The division affirmed all of Magana’s convictions except his conviction for criminal mischief and remanded the case to the trial court to resentence Magana for first-degree arson in line with the jury’s crime of violence finding.
Dunafon v. Krupa
Article XXIX of the Colorado Constitution established the Independent Ethics Commission to hear and investigate complaints, issue findings, assess penalties and issue advisory opinions on ethics issues involving government officials. The commission is “not an executive agency; it is instead an independent, constitutionally created commission that is ‘separate and distinct from both the executive and legislative branches.’”
When the commission receives a complaint, it first determines whether the complaint is frivolous. The commission must then investigate, hold a public hearing and issue findings for all nonfrivolous complaints; however, the commission must keep confidential any complaint it deems frivolous.
The commission received two complaints, one in 2016 and another in 2017, against Glendale Mayor Mike Dunafon. The commission held nonpublic executive sessions to consider the frivolity of the complaints and ultimately deemed them nonfrivolous. While it considered whether the complaints were frivolous, the commission also addressed its jurisdiction to investigate Dunafon. The Colorado Constitution exempts home rule municipalities “that have adopted charters, ordinances or resolutions that address the matters covered by [Article XXIX]” from the requirements of Article XXIX, and Glendale is a home rule municipality with an ethics code. The commission ultimately determined that it had jurisdiction to investigate Dunafon because Glendale’s ethics code did not create a decision-making body sufficiently independent to adjudicate the complaints against Dunafon.
After the commission decided that the complaints against Dunafon were nonfrivolous, Dunafon requested records of the executive sessions in which the commission discussed the complaints, arguing that the materials were no longer confidential once the commission deemed the complaints nonfrivolous.

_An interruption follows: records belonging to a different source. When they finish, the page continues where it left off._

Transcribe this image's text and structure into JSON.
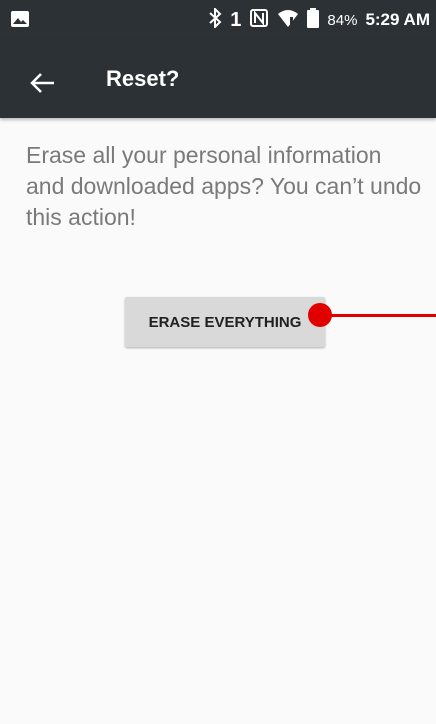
{
  "status_bar": {
    "icons": [
      "gallery-icon",
      "bluetooth-icon",
      "sim-1-icon",
      "nfc-icon",
      "wifi-icon",
      "battery-icon"
    ],
    "sim_label": "1",
    "battery_percent": "84%",
    "time": "5:29 AM"
  },
  "app_bar": {
    "back_icon": "arrow-left-icon",
    "title": "Reset?"
  },
  "content": {
    "message": "Erase all your personal information and downloaded apps? You can’t undo this action!",
    "erase_button_label": "ERASE EVERYTHING"
  },
  "colors": {
    "bar_background": "#2b3134",
    "page_background": "#fafafa",
    "message_text": "#7a7a7a",
    "button_background": "#d9d9d9",
    "touch_indicator": "#e00000"
  }
}
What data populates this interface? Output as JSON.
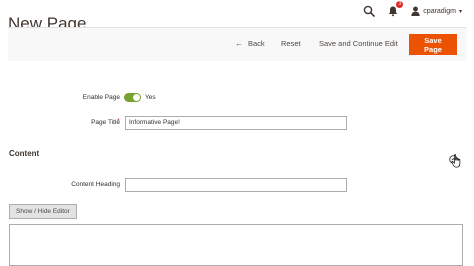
{
  "page": {
    "title": "New Page"
  },
  "header": {
    "search_icon": "search-icon",
    "notifications": {
      "icon": "bell-icon",
      "count": "3"
    },
    "user": {
      "icon": "user-icon",
      "name": "cparadigm"
    }
  },
  "actions": {
    "back_label": "Back",
    "reset_label": "Reset",
    "save_continue_label": "Save and Continue Edit",
    "save_label": "Save Page",
    "save_color": "#eb5202"
  },
  "form": {
    "enable": {
      "label": "Enable Page",
      "value": "Yes",
      "enabled": true,
      "toggle_color": "#79a22e"
    },
    "title": {
      "label": "Page Title",
      "required": "*",
      "value": "Informative Page!"
    }
  },
  "content_section": {
    "title": "Content",
    "heading": {
      "label": "Content Heading",
      "value": ""
    },
    "show_hide_label": "Show / Hide Editor"
  }
}
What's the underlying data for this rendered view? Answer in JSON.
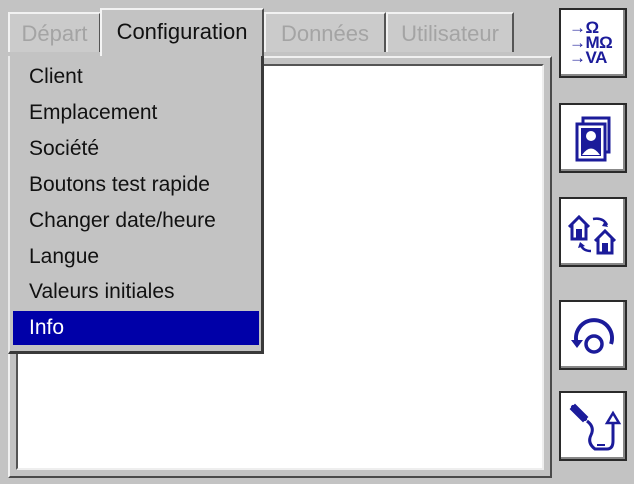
{
  "tabs": [
    {
      "label": "Départ",
      "active": false
    },
    {
      "label": "Configuration",
      "active": true
    },
    {
      "label": "Données",
      "active": false
    },
    {
      "label": "Utilisateur",
      "active": false
    }
  ],
  "menu": {
    "items": [
      {
        "label": "Client"
      },
      {
        "label": "Emplacement"
      },
      {
        "label": "Société"
      },
      {
        "label": "Boutons test rapide"
      },
      {
        "label": "Changer date/heure"
      },
      {
        "label": "Langue"
      },
      {
        "label": "Valeurs initiales"
      },
      {
        "label": "Info"
      }
    ],
    "selected": "Info"
  },
  "side_buttons": {
    "measure": {
      "icon": "measure-units-icon",
      "lines": [
        "→Ω",
        "→MΩ",
        "→VA"
      ]
    },
    "profile": {
      "icon": "user-profile-icon"
    },
    "transfer": {
      "icon": "house-transfer-icon"
    },
    "rotate": {
      "icon": "rotate-icon"
    },
    "probe": {
      "icon": "probe-icon"
    }
  },
  "colors": {
    "selection": "#0000a8",
    "icon_blue": "#1b1b9a",
    "panel_gray": "#c3c3c3"
  }
}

The commission denied this request and a subsequent request from Dunafon’s new counsel. Dunafon then sued to obtain the executive session records under the Colorado Open Records Act and the Colorado Open Meetings Law.
The commission moved to dismiss Dunafon’s complaint. The district court granted the motion to dismiss in part, concluding it did not have subject matter jurisdiction to review Dunafon’s CORA claims but that Dunafon had met his burden under COML to allow in-camera review of the records of certain executive sessions. After the IEC sought clarification, the district court dismissed Dunafon’s entire complaint with prejudice, having realized that Dunafon never requested the records the court earlier declared reviewable under COML. Dunafron appealed.
A division of the Colorado Court of Appeals concluded the district court lacked subject matter jurisdiction under these provisions because the commission is not an “agency” or “institution” subject to CORA; the commission’s denial was not a “final action”; and the commission is not a “state public body” subject to COML. The division also concluded Dunafron’s request to amend his complaint to bring a claim under C.R.C.P. 106(a)(4) was untimely. The division affirmed on these grounds.